I note that our colleagues in artificial intelligence and planning have addressed this issue straight on by developing the Angry Birds Challenge.  If you do not know the Angry Birds game, get yourself down to the airport, sit next to any waiting business person with a tablet, and watch what they are doing:  chances are they are playing Angry Birds. Or ask any eight year old.

With more than a billion downloads, Angry Birds is one of the world’s leading wasters of computer cycles.  The game is popular enough that my wife and I went as game characters last Halloween, as you can see.

To summarize, your goal in Angry Birds is to slingshot birds towards various structures in an attempt to kill pigs lurking within (really!).  Your birds have different capabilities (some might drop bombs, others can split into multiple birds), and it is necessary to use those capabilities to get to all the pigs.

The game is not as mindless as it might appear.  The underlying physics engine is very good, so the collapse of the structures when hit by the birds generally feels right.  Killing the pigs takes foresight, planning, creativity (of a very specialized kind), and sometimes a little luck.  So, a natural question is: can you create a computer system to play angry birds?
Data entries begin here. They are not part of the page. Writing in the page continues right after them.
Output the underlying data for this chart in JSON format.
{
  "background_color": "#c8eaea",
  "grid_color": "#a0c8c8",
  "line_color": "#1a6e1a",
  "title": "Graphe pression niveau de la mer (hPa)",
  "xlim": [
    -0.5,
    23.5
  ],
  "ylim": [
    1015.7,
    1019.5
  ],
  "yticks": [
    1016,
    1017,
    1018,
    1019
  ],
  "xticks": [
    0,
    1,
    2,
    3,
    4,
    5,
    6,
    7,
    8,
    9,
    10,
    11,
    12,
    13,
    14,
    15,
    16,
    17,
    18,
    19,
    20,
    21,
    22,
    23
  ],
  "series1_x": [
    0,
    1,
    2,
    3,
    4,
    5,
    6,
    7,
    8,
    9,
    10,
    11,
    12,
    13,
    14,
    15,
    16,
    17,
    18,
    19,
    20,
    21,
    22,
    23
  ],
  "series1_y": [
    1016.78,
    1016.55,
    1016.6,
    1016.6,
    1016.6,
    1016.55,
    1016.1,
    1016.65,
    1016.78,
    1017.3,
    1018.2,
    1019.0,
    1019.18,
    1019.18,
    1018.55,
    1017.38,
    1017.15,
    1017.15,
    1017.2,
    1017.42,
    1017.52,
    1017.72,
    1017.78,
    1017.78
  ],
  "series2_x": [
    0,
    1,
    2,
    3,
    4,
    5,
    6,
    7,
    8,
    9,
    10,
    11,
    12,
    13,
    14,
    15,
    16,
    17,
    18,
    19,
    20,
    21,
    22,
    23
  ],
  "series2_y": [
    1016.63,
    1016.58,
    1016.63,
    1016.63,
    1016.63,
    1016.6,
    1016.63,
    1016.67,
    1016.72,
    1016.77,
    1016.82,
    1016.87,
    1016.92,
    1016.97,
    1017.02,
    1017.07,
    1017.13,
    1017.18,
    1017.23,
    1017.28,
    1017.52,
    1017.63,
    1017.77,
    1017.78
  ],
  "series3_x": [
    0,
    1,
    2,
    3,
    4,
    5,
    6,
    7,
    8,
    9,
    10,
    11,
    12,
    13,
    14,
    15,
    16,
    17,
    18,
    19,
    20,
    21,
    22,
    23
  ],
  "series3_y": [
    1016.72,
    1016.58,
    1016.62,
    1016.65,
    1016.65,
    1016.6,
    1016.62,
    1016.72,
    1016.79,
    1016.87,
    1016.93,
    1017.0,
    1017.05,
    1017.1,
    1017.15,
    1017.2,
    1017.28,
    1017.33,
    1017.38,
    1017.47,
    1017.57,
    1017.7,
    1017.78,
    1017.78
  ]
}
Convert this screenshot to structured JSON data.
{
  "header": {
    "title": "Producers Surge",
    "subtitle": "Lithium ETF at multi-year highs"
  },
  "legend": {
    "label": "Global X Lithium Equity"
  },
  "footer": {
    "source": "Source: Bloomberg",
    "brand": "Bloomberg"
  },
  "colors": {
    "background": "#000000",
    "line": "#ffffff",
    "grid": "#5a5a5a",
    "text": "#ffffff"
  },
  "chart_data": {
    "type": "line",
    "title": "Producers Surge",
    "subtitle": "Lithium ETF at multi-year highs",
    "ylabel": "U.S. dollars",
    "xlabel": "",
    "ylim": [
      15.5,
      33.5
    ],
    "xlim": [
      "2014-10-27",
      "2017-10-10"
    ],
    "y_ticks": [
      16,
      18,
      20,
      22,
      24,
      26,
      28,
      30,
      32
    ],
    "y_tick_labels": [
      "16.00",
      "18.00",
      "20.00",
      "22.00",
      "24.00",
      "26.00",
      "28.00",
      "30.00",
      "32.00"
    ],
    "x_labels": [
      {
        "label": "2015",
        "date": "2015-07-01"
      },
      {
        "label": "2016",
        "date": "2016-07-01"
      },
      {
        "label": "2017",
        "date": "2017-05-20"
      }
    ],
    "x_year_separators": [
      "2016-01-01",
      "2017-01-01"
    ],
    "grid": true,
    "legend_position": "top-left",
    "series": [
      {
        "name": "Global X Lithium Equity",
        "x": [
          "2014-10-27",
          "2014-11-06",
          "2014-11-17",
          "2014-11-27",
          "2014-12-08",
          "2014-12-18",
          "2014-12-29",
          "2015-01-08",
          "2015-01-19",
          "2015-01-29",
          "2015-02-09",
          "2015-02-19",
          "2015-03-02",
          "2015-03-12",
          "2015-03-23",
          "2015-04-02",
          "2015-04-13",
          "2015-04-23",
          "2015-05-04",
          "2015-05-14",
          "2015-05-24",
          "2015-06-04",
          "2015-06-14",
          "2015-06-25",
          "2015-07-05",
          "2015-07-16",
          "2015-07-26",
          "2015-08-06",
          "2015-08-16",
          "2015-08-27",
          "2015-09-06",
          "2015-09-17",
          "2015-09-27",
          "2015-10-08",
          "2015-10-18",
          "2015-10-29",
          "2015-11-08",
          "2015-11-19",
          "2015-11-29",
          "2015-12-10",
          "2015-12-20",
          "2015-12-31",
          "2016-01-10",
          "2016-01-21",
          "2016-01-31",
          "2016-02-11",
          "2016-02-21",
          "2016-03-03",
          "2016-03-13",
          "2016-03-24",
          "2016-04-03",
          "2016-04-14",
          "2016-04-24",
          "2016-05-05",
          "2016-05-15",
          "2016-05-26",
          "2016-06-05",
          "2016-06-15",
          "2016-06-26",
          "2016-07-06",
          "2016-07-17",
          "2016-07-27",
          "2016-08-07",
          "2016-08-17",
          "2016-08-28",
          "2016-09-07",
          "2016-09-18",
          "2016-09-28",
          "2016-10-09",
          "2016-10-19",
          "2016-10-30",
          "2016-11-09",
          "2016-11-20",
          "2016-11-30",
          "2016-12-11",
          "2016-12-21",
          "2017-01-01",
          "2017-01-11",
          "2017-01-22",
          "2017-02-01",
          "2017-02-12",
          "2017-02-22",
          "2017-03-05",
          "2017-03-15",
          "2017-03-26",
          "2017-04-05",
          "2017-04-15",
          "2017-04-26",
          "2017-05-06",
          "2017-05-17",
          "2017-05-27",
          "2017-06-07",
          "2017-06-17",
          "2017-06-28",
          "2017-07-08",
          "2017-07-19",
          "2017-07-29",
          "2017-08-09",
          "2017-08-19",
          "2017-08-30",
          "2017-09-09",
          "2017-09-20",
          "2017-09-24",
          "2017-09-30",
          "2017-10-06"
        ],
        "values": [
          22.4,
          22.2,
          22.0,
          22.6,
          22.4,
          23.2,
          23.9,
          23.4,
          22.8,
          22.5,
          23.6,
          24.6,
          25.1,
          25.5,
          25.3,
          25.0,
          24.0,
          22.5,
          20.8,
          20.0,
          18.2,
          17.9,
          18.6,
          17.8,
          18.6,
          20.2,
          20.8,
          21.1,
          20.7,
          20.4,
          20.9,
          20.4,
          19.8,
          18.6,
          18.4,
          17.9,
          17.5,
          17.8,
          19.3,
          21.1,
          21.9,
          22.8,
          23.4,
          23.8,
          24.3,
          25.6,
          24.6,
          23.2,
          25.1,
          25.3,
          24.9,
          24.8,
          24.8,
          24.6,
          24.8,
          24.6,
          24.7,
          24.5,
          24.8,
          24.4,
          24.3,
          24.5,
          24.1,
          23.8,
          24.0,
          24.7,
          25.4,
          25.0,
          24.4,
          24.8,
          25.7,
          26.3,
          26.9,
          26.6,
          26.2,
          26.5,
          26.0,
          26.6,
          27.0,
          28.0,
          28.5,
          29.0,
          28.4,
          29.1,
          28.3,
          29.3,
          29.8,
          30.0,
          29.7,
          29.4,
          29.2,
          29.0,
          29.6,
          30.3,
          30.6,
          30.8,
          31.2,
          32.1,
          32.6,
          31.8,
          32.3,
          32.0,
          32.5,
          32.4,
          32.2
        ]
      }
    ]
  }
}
For some human time-wasters, computer systems are very easy to create.   It is straightforward to create a sudoku-solver far better than any human.  For Angry Birds, it is not so clear.  There is no obvious brute-force search that has a hope of leading to a solution.  Even the problem representation seems to be a difficult issue.  This looks to be quite a challenging problem!

I don’t see how to use traditional operations research methods for this problem.  But it would be great if we could show that operations research is awesome enough to solve the big problem of our time:  how to get three stars on level 4-14!